Performance is preserved through the hybrid draft/verify pipeline, with draft accept rates near 0.976 over large LLMs (Zhao et al., 21 Oct 2025) and negligible perturbation to end-task metrics. For MoE systems, SPEQ speculative caching achieves 99.85% expert cache hit rates and up to 43% reduction in working memory footprint (Wang et al., 18 Nov 2025). In analog-digital ReRAM-PIMs, the TRQ approach reduces ADC-only power by up to 2.3× and overall system energy by as much as 25% without hardware retraining (Zhang et al., 2024).

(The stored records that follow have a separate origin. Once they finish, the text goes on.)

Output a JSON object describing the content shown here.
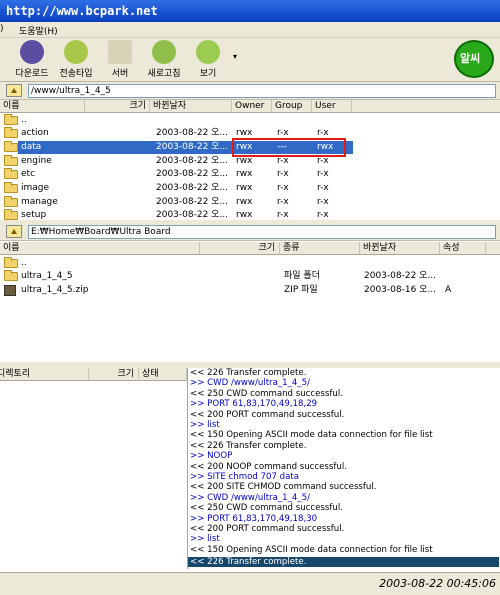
{
  "window": {
    "url_title": "http://www.bcpark.net"
  },
  "menu": {
    "paren": ")",
    "help": "도움말(H)"
  },
  "toolbar": {
    "buttons": [
      {
        "label": "다운로드",
        "icon": "download-icon"
      },
      {
        "label": "전송타입",
        "icon": "transfer-type-icon"
      },
      {
        "label": "서버",
        "icon": "server-icon"
      },
      {
        "label": "새로고침",
        "icon": "refresh-icon"
      },
      {
        "label": "보기",
        "icon": "view-icon"
      }
    ],
    "logo_text": "알씨"
  },
  "remote": {
    "path": "/www/ultra_1_4_5",
    "columns": [
      "이름",
      "크기",
      "바뀐날자",
      "Owner",
      "Group",
      "User"
    ],
    "files": [
      {
        "name": "..",
        "size": "",
        "date": "",
        "owner": "",
        "group": "",
        "user": ""
      },
      {
        "name": "action",
        "size": "",
        "date": "2003-08-22 오...",
        "owner": "rwx",
        "group": "r-x",
        "user": "r-x"
      },
      {
        "name": "data",
        "size": "",
        "date": "2003-08-22 오...",
        "owner": "rwx",
        "group": "---",
        "user": "rwx"
      },
      {
        "name": "engine",
        "size": "",
        "date": "2003-08-22 오...",
        "owner": "rwx",
        "group": "r-x",
        "user": "r-x"
      },
      {
        "name": "etc",
        "size": "",
        "date": "2003-08-22 오...",
        "owner": "rwx",
        "group": "r-x",
        "user": "r-x"
      },
      {
        "name": "image",
        "size": "",
        "date": "2003-08-22 오...",
        "owner": "rwx",
        "group": "r-x",
        "user": "r-x"
      },
      {
        "name": "manage",
        "size": "",
        "date": "2003-08-22 오...",
        "owner": "rwx",
        "group": "r-x",
        "user": "r-x"
      },
      {
        "name": "setup",
        "size": "",
        "date": "2003-08-22 오...",
        "owner": "rwx",
        "group": "r-x",
        "user": "r-x"
      }
    ],
    "selected_row": 2
  },
  "local": {
    "path": "E:₩Home₩Board₩Ultra Board",
    "columns": [
      "이름",
      "크기",
      "종류",
      "바뀐날자",
      "속성"
    ],
    "files": [
      {
        "name": "..",
        "size": "",
        "type": "",
        "date": "",
        "attr": "",
        "icon": "folder-icon"
      },
      {
        "name": "ultra_1_4_5",
        "size": "",
        "type": "파일 폴더",
        "date": "2003-08-22 오...",
        "attr": "",
        "icon": "folder-icon"
      },
      {
        "name": "ultra_1_4_5.zip",
        "size": "",
        "type": "ZIP 파일",
        "date": "2003-08-16 오...",
        "attr": "A",
        "icon": "zip-file-icon"
      }
    ]
  },
  "queue": {
    "columns": [
      "디렉토리",
      "크기",
      "상태"
    ]
  },
  "log": [
    {
      "kind": "r",
      "text": "<< 226 Transfer complete."
    },
    {
      "kind": "s",
      "text": ">> CWD /www/ultra_1_4_5/"
    },
    {
      "kind": "r",
      "text": "<< 250 CWD command successful."
    },
    {
      "kind": "s",
      "text": ">> PORT 61,83,170,49,18,29"
    },
    {
      "kind": "r",
      "text": "<< 200 PORT command successful."
    },
    {
      "kind": "s",
      "text": ">> list"
    },
    {
      "kind": "r",
      "text": "<< 150 Opening ASCII mode data connection for file list"
    },
    {
      "kind": "r",
      "text": "<< 226 Transfer complete."
    },
    {
      "kind": "s",
      "text": ">> NOOP"
    },
    {
      "kind": "r",
      "text": "<< 200 NOOP command successful."
    },
    {
      "kind": "s",
      "text": ">> SITE chmod 707 data"
    },
    {
      "kind": "r",
      "text": "<< 200 SITE CHMOD command successful."
    },
    {
      "kind": "s",
      "text": ">> CWD /www/ultra_1_4_5/"
    },
    {
      "kind": "r",
      "text": "<< 250 CWD command successful."
    },
    {
      "kind": "s",
      "text": ">> PORT 61,83,170,49,18,30"
    },
    {
      "kind": "r",
      "text": "<< 200 PORT command successful."
    },
    {
      "kind": "s",
      "text": ">> list"
    },
    {
      "kind": "r",
      "text": "<< 150 Opening ASCII mode data connection for file list"
    },
    {
      "kind": "last",
      "text": "<< 226 Transfer complete."
    }
  ],
  "status": {
    "datetime": "2003-08-22 00:45:06"
  }
}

6. Extensions and Generalization

The algorithm-hardware co-design paradigm seen in SPEQ has immediate applicability to a range of architectures:

  • Event-Driven and Stochastic Accelerators: TRQ and similar quantization/coding techniques are directly transferable to in-memory computing elements that emit stochastic or analog outputs, provided that output distributions permit range partitioning and SAR logic can be adapted (Zhang et al., 2024).
  • Sparse and Bit-Serial Architectures: Co-design frameworks for bit-serial or sparsity-reconfigurable accelerators (such as those in (Hao et al., 2020)) can be adapted to SPEQ by extending search/modeling spaces with additional variables for sparsity, bit-width, and local buffer management, substantially enhancing efficiency in sparse workloads.
  • Beyond LLMs: MoE and Hybrid Models: The modular, fused-kernel microarchitecture and speculative draft/verify loop are directly extendable to Mixture-of-Experts networks and could plausibly benefit quantized transformers, large sparse models, or future FP8/BF8 deployments.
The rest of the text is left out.